When Ben made that statement, I could only think of Christ, who not only is willing to enter into and assume our hurts but to shed his own blood, to make a mess of himself in order to heal our pains. Every theological mystery and debate and disagreement is somehow resolved in that truth: "We always get blood on us when we're loving someone who's hurt."

Well, we left the conversation at that and went into the bathroom to find his swim trunks so we could head to the pool. While he was changing, I remembered the time when my littlest sister, only one at the time, cracked her head open on the edge of a doorway while we were running through the house together and how worried I had been, how responsible I had felt. I was seven at the time. I shared this story with Ben, hoping it would give him the freedom to lay down his mental burden.

And it did. He asked a few questions to make sure I was actually involved in the process of her getting hurt and not just a witness; I assured him that while it was an accident, I was definitely part of the reason she got hurt. And then with great focus and concentration and big hand gestures so I would know exactly how it happened, he told me the story, at times stumbling over his words as his mouth tried to keep up with his mental and emotional outpouring.

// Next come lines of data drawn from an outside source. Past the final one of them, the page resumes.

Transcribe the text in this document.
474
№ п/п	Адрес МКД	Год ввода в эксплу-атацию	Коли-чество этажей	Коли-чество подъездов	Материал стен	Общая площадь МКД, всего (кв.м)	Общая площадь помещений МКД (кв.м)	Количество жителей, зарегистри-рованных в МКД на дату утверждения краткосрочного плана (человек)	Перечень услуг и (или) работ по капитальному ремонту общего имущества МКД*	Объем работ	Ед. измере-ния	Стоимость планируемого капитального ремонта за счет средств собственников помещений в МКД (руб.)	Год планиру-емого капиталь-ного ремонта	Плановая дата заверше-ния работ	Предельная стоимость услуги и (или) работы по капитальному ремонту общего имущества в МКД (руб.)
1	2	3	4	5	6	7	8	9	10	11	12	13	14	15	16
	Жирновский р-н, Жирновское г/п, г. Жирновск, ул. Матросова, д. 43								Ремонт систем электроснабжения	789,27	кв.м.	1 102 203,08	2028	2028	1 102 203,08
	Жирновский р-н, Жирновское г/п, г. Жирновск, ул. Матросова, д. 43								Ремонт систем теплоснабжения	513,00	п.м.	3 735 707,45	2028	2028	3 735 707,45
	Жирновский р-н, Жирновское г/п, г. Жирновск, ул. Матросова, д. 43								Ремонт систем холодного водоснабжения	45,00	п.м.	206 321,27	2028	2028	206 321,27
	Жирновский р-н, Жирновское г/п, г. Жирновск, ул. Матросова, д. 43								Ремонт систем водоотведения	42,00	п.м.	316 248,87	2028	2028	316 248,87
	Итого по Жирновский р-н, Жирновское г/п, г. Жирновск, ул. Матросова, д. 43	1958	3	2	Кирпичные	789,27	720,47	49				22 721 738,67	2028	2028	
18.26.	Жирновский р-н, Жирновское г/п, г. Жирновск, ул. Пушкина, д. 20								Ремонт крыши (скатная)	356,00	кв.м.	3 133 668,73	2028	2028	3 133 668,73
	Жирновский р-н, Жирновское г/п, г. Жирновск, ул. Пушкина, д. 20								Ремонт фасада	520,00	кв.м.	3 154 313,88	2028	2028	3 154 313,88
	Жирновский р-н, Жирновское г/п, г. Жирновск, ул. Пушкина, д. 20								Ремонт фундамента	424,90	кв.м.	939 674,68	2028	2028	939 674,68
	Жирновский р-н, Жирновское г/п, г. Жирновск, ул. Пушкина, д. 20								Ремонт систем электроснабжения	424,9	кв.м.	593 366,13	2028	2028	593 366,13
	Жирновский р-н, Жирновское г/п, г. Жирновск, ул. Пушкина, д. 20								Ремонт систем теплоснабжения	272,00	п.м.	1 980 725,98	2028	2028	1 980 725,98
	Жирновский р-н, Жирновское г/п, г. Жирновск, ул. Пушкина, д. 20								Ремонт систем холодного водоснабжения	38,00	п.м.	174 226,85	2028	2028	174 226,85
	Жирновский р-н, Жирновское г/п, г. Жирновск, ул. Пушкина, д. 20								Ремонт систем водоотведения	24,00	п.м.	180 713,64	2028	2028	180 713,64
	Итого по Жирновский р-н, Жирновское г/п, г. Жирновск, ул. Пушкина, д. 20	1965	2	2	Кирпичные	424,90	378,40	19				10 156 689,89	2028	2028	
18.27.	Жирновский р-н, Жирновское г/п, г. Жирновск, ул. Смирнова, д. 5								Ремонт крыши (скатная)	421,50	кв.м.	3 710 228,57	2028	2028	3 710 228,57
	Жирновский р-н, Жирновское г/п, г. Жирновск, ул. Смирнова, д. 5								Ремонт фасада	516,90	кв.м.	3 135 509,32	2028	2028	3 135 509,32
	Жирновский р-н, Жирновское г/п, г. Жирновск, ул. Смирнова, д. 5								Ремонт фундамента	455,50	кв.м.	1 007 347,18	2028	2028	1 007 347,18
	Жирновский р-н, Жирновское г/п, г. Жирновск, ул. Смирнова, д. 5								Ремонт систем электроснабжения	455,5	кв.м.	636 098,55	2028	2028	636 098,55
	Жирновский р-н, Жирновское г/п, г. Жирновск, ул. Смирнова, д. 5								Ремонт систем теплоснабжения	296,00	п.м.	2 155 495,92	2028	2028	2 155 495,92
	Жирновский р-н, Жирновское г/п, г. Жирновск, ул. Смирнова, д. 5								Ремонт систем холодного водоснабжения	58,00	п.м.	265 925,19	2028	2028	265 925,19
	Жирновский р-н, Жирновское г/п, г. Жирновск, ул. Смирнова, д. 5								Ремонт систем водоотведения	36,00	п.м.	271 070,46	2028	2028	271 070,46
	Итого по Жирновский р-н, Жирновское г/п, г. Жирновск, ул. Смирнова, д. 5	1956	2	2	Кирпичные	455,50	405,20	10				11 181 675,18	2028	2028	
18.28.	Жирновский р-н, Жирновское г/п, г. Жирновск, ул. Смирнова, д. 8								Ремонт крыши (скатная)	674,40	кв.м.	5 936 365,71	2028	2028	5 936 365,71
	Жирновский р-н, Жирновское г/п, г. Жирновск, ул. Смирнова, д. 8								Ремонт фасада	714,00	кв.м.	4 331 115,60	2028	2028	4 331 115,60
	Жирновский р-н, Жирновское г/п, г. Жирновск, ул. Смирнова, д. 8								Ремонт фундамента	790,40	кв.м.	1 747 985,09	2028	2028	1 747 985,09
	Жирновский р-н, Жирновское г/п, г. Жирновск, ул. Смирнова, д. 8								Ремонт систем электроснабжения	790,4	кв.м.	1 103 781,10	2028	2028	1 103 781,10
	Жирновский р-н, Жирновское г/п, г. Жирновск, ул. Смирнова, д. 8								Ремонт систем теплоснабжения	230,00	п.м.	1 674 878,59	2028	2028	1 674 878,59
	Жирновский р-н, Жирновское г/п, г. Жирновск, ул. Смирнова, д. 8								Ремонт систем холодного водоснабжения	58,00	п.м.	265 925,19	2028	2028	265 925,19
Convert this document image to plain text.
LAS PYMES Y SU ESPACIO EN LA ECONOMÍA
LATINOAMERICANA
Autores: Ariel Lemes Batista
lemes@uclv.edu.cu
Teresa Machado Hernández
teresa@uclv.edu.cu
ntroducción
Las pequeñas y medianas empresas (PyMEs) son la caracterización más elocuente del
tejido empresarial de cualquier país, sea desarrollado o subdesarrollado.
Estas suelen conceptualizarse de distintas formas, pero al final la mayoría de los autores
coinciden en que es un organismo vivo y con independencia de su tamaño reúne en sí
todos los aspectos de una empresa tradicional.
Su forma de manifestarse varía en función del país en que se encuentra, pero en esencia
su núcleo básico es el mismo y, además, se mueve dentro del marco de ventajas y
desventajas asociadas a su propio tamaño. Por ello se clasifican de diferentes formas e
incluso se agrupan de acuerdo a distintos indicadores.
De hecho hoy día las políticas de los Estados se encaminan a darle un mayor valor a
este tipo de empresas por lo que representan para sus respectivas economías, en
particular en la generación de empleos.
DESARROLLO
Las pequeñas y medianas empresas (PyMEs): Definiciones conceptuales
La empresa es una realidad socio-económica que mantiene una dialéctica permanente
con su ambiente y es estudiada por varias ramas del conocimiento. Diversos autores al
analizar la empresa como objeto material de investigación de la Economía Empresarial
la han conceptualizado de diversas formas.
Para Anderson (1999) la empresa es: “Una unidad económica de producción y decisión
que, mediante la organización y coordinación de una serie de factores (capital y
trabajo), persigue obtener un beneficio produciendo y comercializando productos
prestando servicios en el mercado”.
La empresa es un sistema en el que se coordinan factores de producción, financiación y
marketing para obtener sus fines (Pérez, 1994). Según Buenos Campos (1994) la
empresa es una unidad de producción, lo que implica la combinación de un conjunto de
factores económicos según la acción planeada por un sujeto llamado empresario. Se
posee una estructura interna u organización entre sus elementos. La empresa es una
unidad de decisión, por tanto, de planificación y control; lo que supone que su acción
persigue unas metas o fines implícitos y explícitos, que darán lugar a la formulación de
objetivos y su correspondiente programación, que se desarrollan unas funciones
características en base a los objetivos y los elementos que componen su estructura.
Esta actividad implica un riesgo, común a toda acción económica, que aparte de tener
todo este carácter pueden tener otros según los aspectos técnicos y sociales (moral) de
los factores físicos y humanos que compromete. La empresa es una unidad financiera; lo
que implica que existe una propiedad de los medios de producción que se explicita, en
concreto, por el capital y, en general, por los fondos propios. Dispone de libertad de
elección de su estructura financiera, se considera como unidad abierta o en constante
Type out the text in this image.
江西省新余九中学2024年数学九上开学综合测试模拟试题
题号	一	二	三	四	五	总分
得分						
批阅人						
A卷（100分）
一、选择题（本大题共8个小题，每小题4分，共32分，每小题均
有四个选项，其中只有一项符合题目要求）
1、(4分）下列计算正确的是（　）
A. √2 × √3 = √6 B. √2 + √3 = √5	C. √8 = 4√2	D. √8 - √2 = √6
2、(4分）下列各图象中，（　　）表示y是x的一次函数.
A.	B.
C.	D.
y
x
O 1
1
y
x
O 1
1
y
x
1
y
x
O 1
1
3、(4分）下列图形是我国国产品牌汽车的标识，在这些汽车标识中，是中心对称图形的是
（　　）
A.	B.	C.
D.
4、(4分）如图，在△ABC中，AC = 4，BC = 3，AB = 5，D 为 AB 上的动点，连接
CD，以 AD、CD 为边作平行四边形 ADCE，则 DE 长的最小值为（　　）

It turns out they were "playing a little rough," in his words, hugging each other while spinning in circles, which is a favorite game of theirs here at home. At some point, they let go of each other, but Ben lost his balance, and as he tried to catch himself, he knocked Abby into the ledge. It was completely innocent, an accident in the truest sense of the word. But he was involved, and it was eating at him, as the incident with the jaguar ate at me.

I could visibly see his spirit lighten as he told the story. After thanking him for telling me and assuring him again that we know it was an accident, I hugged him, and he bounded off to finish getting his swim gear on.

Josh told me later that when he was putting Ben to bed that evening, Ben asked, "Daddy, do you want to know what happened?" and relayed the whole story again. I think he was so relieved to share the truth of it, to get it out in the open and know there was nothing between us. He very bravely walked into the light of honesty, and found that through confession, he was healed.

So much amazed me: how my vulnerability provided a safe context for Ben to be vulnerable; how hiding things--out of fear or shame or guilt--only makes us feel worse; how often times, we need to share the darkest places of our heart so that someone else can tell us we're okay, we're not bad, we're not in trouble. And even if there had been some culpability in his actions, I hope our reaction would not have been anger or judgment but instead would have been to acknowledge the trespass but then call him into and remind him of the greater truth of who he is, by grace.

Ben still asks how Abby's head is each day. When Abby realizes the band-aid is there, she says, "I hurh mah heah." There may be a small scar, but it won't be noticeable. And in some ways, it is a scar of love. If they didn't adore each other so much, didn't delight in being together the way they do, there never would have been an opportunity for the accident.

So if their friendship continues as they grow, which I pray it will, somehow I think Abby won't mind the scar.